Comprendre avant de corriger : l’écoute avant tout
L’histoire de Léo, 10 ans, et son cartable
Je me souviens d’un gamin, Léo, que j’ai aidé il y a quelques années. Super vif, curieux comme pas deux… mais incapable de recopier un texte sans inverser deux mots ou confondre un “d” avec un “b”. Son cartable débordait de feuilles froissées et de ratures. Il se pensait nul. En fait, il avait juste besoin qu’on écoute comment il pensait. L’astuce ? Lui laisser parler ses idées à l’oral avant de les coucher sur papier.
Astuce #1 : Miser sur les supports visuels
Les mots, seuls, c’est pas toujours leur truc. Mais les images, ça leur parle. Grave.
Mind maps, pictogrammes, couleurs
Utiliser des cartes mentales, c’est pas seulement pour faire joli. Ça aide à structurer une pensée sans se noyer dans une marée de lignes noires sur fond blanc. Les pictos (genre une petite horloge pour “temps”, une ampoule pour “idée”) peuvent faire des miracles. Et avec un code couleur simple (rouge pour les noms, bleu pour les verbes...), certains élèves reprennent confiance en leur mémoire.
Astuce #2 : Le pouvoir de l’oral
Beaucoup de dyslexiques captent mieux en écoutant qu’en lisant. Et ils s’expriment souvent mieux à voix haute.
Lire à voix haute, enregistrer les cours, dialoguer
Il ne faut pas hésiter à leur proposer d’écouter un texte lu (par un prof, un parent, ou une appli comme Vocaléo, qu’un collègue orthophoniste recommande souvent). Ou mieux : qu’ils s’enregistrent eux-mêmes pour réviser. C’est un peu gênant au début, mais Léo me disait qu’entendre sa propre voix l’aidait à mieux retenir que de “galérer dans sa tête”.
Astuce #3 : Adapter les consignes, pas le niveau
Ce n’est pas tricher que de reformuler. C’est ouvrir une porte.
Simplifier, reformuler, fractionner
Une consigne comme “Rédige une synthèse argumentative sur les causes du changement climatique en 300 mots” ? Elle peut devenir “Explique avec tes mots pourquoi le climat change. Tu peux faire un plan : d’abord les causes, puis les conséquences.” Même contenu. Moins de panique.

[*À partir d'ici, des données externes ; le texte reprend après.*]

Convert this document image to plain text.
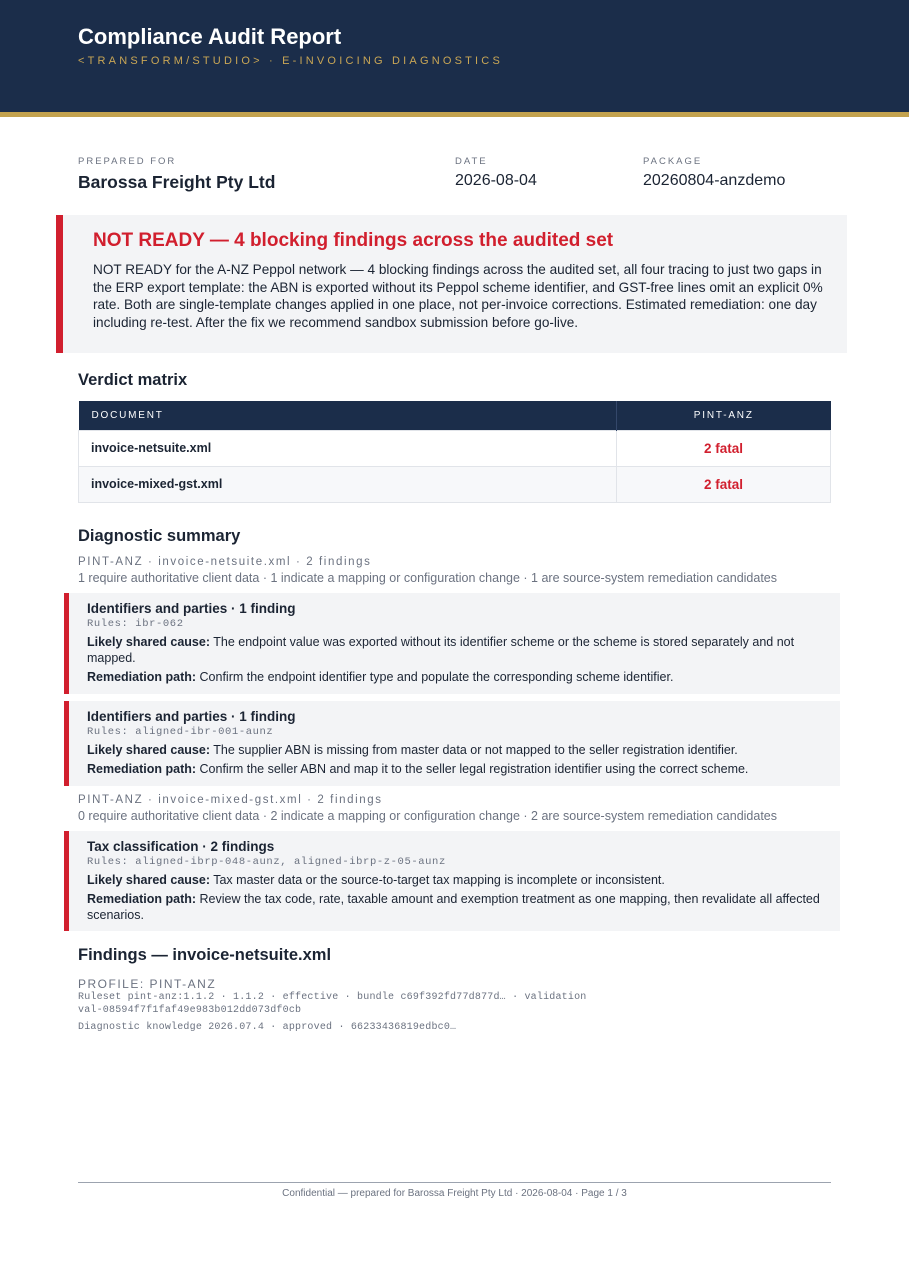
Compliance Audit Report
<TRANSFORM/STUDIO> · E-INVOICING DIAGNOSTICS
PREPARED FOR
Barossa Freight Pty Ltd
DATE
2026-08-04
PACKAGE
20260804-anzdemo
NOT READY — 4 blocking findings across the audited set
NOT READY for the A-NZ Peppol network — 4 blocking findings across the audited set, all four tracing to just two gaps in the ERP export template: the ABN is exported without its Peppol scheme identifier, and GST-free lines omit an explicit 0% rate. Both are single-template changes applied in one place, not per-invoice corrections. Estimated remediation: one day including re-test. After the fix we recommend sandbox submission before go-live.
Verdict matrix
DOCUMENT	PINT-ANZ
invoice-netsuite.xml	2 fatal
invoice-mixed-gst.xml	2 fatal
Diagnostic summary
PINT-ANZ · invoice-netsuite.xml · 2 findings
1 require authoritative client data · 1 indicate a mapping or configuration change · 1 are source-system remediation candidates
Identifiers and parties · 1 finding
Rules: ibr-062
Likely shared cause: The endpoint value was exported without its identifier scheme or the scheme is stored separately and not mapped.
Remediation path: Confirm the endpoint identifier type and populate the corresponding scheme identifier.
Identifiers and parties · 1 finding
Rules: aligned-ibr-001-aunz
Likely shared cause: The supplier ABN is missing from master data or not mapped to the seller registration identifier.
Remediation path: Confirm the seller ABN and map it to the seller legal registration identifier using the correct scheme.
PINT-ANZ · invoice-mixed-gst.xml · 2 findings
0 require authoritative client data · 2 indicate a mapping or configuration change · 2 are source-system remediation candidates
Tax classification · 2 findings
Rules: aligned-ibrp-048-aunz, aligned-ibrp-z-05-aunz
Likely shared cause: Tax master data or the source-to-target tax mapping is incomplete or inconsistent.
Remediation path: Review the tax code, rate, taxable amount and exemption treatment as one mapping, then revalidate all affected scenarios.
Findings — invoice-netsuite.xml
PROFILE: PINT-ANZ
Ruleset pint-anz:1.1.2 · 1.1.2 · effective · bundle c69f392fd77d877d… · validation
val-08594f7f1faf49e983b012dd073df0cb
Diagnostic knowledge 2026.07.4 · approved · 66233436819edbc0…
Confidential — prepared for Barossa Freight Pty Ltd · 2026-08-04 · Page 1 / 3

Et franchement, qui aime lire trois lignes de consigne incompréhensibles à 8h du mat’ ?
Astuce #4 : Outils numériques = alliés précieux
La tech, quand elle est bien utilisée, peut devenir un véritable exosquelette cognitif.
Correcteurs, dictée vocale, applications spécialisées
Antidote, Dys-Vocal, ClaroRead... ces outils corrigent, lisent, transforment le texte en audio. C’est pas de la triche, c’est de l’adaptation. À condition de ne pas les noyer dans dix applis différentes. Un outil bien maîtrisé > dix gadgets inutilisés.
Et pour les profs : pensez à envoyer les cours en version numérique. Même un bête PDF peut changer la donne.
Astuce #5 : Valoriser les efforts, pas les fautes
Un élève dyslexique en prend plein la figure toute la journée. Alors à la maison, ou en classe, faut équilibrer.
Encouragements sincères, réussites visibles
Léo, encore lui, avait eu un 12/20 en rédaction. Il avait pleuré. Pas parce que c’était “moyen”. Mais parce qu’enfin, un prof lui avait dit “Ton idée est super bien construite, on sent que t’as bossé.”
On n’imagine pas l’impact d’un simple “je vois que tu progresses” au bon moment. C’est pas de la psychologie à deux balles, c’est de l’humanité basique.
En résumé ? Un élève dyslexique a besoin qu’on voie au-delà de ses erreurs. Qu’on l’aide à naviguer autrement. Avec un peu d’écoute, de bons outils, et beaucoup de bienveillance, ces élèves révèlent souvent des qualités insoupçonnées. Un cerveau qui pense de travers, parfois, ça pense juste différemment. Et c’est souvent là que naissent les idées brillantes.